Today, the third Monday in February, is not the day you think it is.
You may think today is President’s Day, but you would be as wrong as if you had bet on a Mondale victory back in ’84.
According to the fine folks over at the United States Civil Code (Title 5, Part III, Subpart E, Chapter 61, Subchapter I, Section 6103 to be exact), today is “Washington’s Birthday.”
The fact that most people in this country will identify this day by its incorrect moniker is a thing that drives me batty. I know it’s a small thing to mount a soapbox for, but names matter.
For example, it changes the tenor of a news story if the participants of a protest march are called “demonstrators”, “paid activists”, or “a mob”.
As for me personally, the importance of my name has never been much of a soapbox for me to mount. For example, when I first starting working as a computer programmer, I had one co-worker who constantly referred to me as “Kevin”. Now I will freely admit that I look like a “David”, a “Walter”, or even a “Carl”, but I never pegged myself as a “Kevin”. I never figured out how she came to mix up my name, but that point is immaterial.
Whenever I would correct her, she would apologize and call me by my rightful moniker, but on our next meeting, she would relapse and call me “Kevin”. It came to a point, one year into my stay at this company, that I stopped correcting her and simply began responding to her as “Kevin”.
Sometimes you simply have to roll with it.
When I lived in Lima, Peru, I had a “Starbucks name”. This was a fake name that I gave the Peruvian baristas because my first name was simply too difficult for the folks of Lima to pronounce. So, instead of offering up my given name of “Brian” to be written on the cups, I identified myself as “Alejandro”, which was easier for them to hear, write, and pronounce.
Sometimes you simply have to roll with it.
However, there was one instance where a rose by any other name would not have smelled so sweet and I would not simply roll with it.
This is my story.
We’ll set our calendars back to the end of September in the year 1991. This was my first week at my new job at a radio station in St. George, Utah. One of my duties was to give a newscast in the afternoon.
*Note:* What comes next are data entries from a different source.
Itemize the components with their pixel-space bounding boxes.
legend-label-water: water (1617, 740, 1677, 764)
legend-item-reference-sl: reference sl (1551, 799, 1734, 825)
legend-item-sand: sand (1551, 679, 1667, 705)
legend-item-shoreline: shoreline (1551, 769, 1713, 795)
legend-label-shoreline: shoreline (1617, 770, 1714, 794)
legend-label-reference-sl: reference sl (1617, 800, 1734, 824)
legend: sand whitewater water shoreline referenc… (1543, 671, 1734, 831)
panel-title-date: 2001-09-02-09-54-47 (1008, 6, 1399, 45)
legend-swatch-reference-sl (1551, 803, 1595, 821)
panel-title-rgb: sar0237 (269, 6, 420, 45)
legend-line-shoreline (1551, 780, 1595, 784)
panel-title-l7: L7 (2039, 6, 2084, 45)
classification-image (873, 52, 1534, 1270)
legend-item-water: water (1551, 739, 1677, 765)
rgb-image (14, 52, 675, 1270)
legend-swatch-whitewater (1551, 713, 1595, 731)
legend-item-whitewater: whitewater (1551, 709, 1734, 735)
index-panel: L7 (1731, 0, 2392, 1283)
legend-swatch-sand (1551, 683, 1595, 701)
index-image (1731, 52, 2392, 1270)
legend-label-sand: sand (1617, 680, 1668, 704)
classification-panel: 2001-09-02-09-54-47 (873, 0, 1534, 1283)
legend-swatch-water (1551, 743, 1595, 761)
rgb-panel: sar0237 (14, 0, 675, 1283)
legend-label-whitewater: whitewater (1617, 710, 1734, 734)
This was a simple affair where all I needed to do was give a quick introduction and then read six to eight stories of local interest ripped from our teletype machines.
The station’s general manager (and for proper respect for those no longer among the living, let’s just continue to identify this individual as “Mr. GM”) handed me the simple scripted introduction that I was to read which went as follows…
Good afternoon, it’s six past twelve and [insert temperature here] degrees in Utah’s Dixie. With the latest in local and state news, I’m Brian Aivirt.
When I mentioned that my last name was not “Aivirt”, but instead started with an “F”, Mr. GM gave me the explanation that he thought young folk, like myself, preferred to use stage names on the air. When he saw the license plate on my car, which read AIVIRT, he thought he had crafted a nifty pseudonym for me.
I told him I was quite happy with my given last name.
He countered that my surname had too many syllables and would take too much time to say.
Since there are only two syllables in my last name (the same number as in AIVIRT), there clearly there was some issue with my family name here and I wondered how far he would take this. While I was striving towards my dream of attaining a career in radio, I had never come close to the consideration of altering my last name. I was not about to start driving down that road with my first gig.
I said again that I was fine with my last name.
Mr. GM shrugged his shoulders and said I could keep my last name.
Have I mentioned yet in these ramblings that I was raised Jewish? Have I neglected to mention in these posts that my last name is quite ethnic sounding with the general tone of sounding Jewish?
I wish I could confirm my suspicions as to why Mr. GM was keen to modify my moniker, but all the evidence I have is circumstantial. Utah is, there is no dancing around it, a state with a high proportion of Mormons. I was in the rural southern part of the state where the less-than-positive attitudes towards the non-Mormon were more prominent. One day, later in my stay, Mr. GM actually introduced me to the owner of the radio station with, “This is Brian. He’s a member of the Hebrew faith.”
My suspicion was that Mr. GM did not want such a non-Mormon sounding name on the air. I later found out from the station’s program director, Nat, that I was not Mr. GM’s first choice to fill in for the mid-morning time slot. Mr. GM had wanted to purchase the syndicated program hosted by Rush Limbaugh but Nat convinced the owner that they should use a live person because it would be cheaper.
I can now put on my resume that I beat out Mr. Limbaugh on my first professional gig in broadcasting.
That’s my story.
P.S. I am glad I stuck by my guns and kept my last name. That small victory would help me when I confronted Mr. GM again. I honestly don’t know if I could have done what I did later if I had already caved in and became “Mr. Aivirt” in my mind to him. But, that, as you may have already deduced, is a story for another time.